Growing up, I always dreaded the first weekend of August, the weekend that my mom would drag us to the family reunion. We would show up to some tiny, community center where about 100 relatives had gathered and spend the first 30 minutes hearing, “Why Brocke! You’ve grown a foot since I last saw you. You remember me don’t you?” I would lie and say I did, hit the pot luck buffet and find the one or two cousins that I did know and we would sit and eat and talk about important things.
I have decided that there are people in this world who show up at family reunions just to get hugs. We always had some mysterious “aunt” who would run around hugging everyone, while talking about how much they had grown, then run to the next victim. I’d ask someone, “Who is that lady?” and I’d get the same response, “Um…that’s…Carol…I think.” Ok, so how is she related to us? “Um…she’s….well….you know it’s complicated.” It’s funny how the word “complicated” is used to describe a lot of family relationships.
This past week, one of those complicated relationships came to light in my life. My grandfather passed away at the age of 85. The last time I saw him was at my mom’s funeral 4 years ago. Due to some events I won’t bore you with here, it’s been about 14 years since we have had a decent grandfather/grandson conversation. I guess the best way to describe what happened is this: an immovable object was struck by an unstoppable force. In a nutshell, we were both stubborn and really held our ground on certain battles.
The argument we had is not important. What is important is following Christ’s example. In my last devotional I talked about Hosea, and how God instructed him to marry a prostitute. I mentioned that this is a hard book to study because it’s hard to accept the fact that in this story we are the prostitute. But there is a greater point to the story. God still loves us…in spite of ourselves. Hosea 14:4 says: I will heal their apostasy; I will freely love them, for My anger will have turned from him. We have a gracious and loving God who promises to love us no matter what.
But there is a catch.
If you confess with your mouth, “Jesus is Lord,” and believe in your heart that God raised Him from the dead, you will be saved. 10 With the heart one believes, resulting in righteousness, and with the mouth one confesses, resulting in salvation. 11 Now the Scripture says, No one who believes on Him will be put to shame, 12 for there is no distinction between Jew and Greek, since the same Lord of all is rich to all who call on Him. 13 For everyone who calls on the name of the Lord will be saved. –Romans 10:9-13
God’s love and forgiveness only comes when you confess your sin. Here is where Cain failed. You see, God knew that Cain had killed Abel, and he knew where Abel had been buried. God wanted Cain to confess his sin in order to receive forgiveness. But Cain wouldn’t budge. God’s anger was validated when Cain reacted with anger to God. “I’m not my brother’s baby sitter!!”
We worship a faithful and loving God. He has sent his Son to atone for our sins. He has promised us eternal life. He has promised us everything. But if we are unwilling to humble ourselves and confess our sins, God’s forgiveness is not available.

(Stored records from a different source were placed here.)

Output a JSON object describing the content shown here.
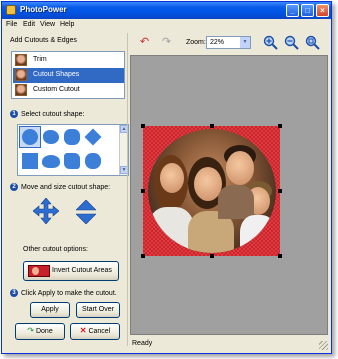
{
  "window": {
    "title": "PhotoPower"
  },
  "menu": [
    "File",
    "Edit",
    "View",
    "Help"
  ],
  "left_panel": {
    "heading": "Add Cutouts & Edges",
    "list": [
      {
        "label": "Trim",
        "selected": false
      },
      {
        "label": "Cutout Shapes",
        "selected": true
      },
      {
        "label": "Custom Cutout",
        "selected": false
      }
    ],
    "steps": [
      {
        "number": "1",
        "label": "Select cutout shape:"
      },
      {
        "number": "2",
        "label": "Move and size cutout shape:"
      },
      {
        "number": "3",
        "label": "Click Apply to make the cutout."
      }
    ],
    "other_options_label": "Other cutout options:",
    "invert_label": "Invert Cutout Areas",
    "apply_label": "Apply",
    "start_over_label": "Start Over",
    "done_label": "Done",
    "cancel_label": "Cancel"
  },
  "shapes": [
    "circle",
    "cloud",
    "scallop",
    "diamond",
    "square",
    "cloud-wide",
    "wavy-square",
    "flower",
    "rounded-square",
    "blob"
  ],
  "toolbar": {
    "undo_icon": "undo-arrow-icon",
    "redo_icon": "redo-arrow-icon",
    "zoom_label": "Zoom:",
    "zoom_value": "22%",
    "zoom_in_icon": "zoom-in-icon",
    "zoom_out_icon": "zoom-out-icon",
    "zoom_fit_icon": "zoom-fit-icon"
  },
  "status": {
    "text": "Ready"
  },
  "colors": {
    "accent": "#316ac5",
    "cutout_red": "#d2232a",
    "canvas_gray": "#a0a0a0",
    "title_blue": "#0055e5"
  }
}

So it all comes down to humility, admitting that we were wrong. In Cain’s case, he should have admitted that he had acted in anger, and asked God for forgiveness.
In my own personal case, after 14 years, I’ve come to the place where I am ready to admit that I was wrong. I still say that my principles that I stood for that day were right. I will never denounce my belief in Jesus Christ. But the way I acted towards him was wrong. The way I steered clear of him afterwards, was wrong. As a Christian example I failed. Jesus did not spend his days avoiding those who disagreed with Him; a lesson that I really need to learn.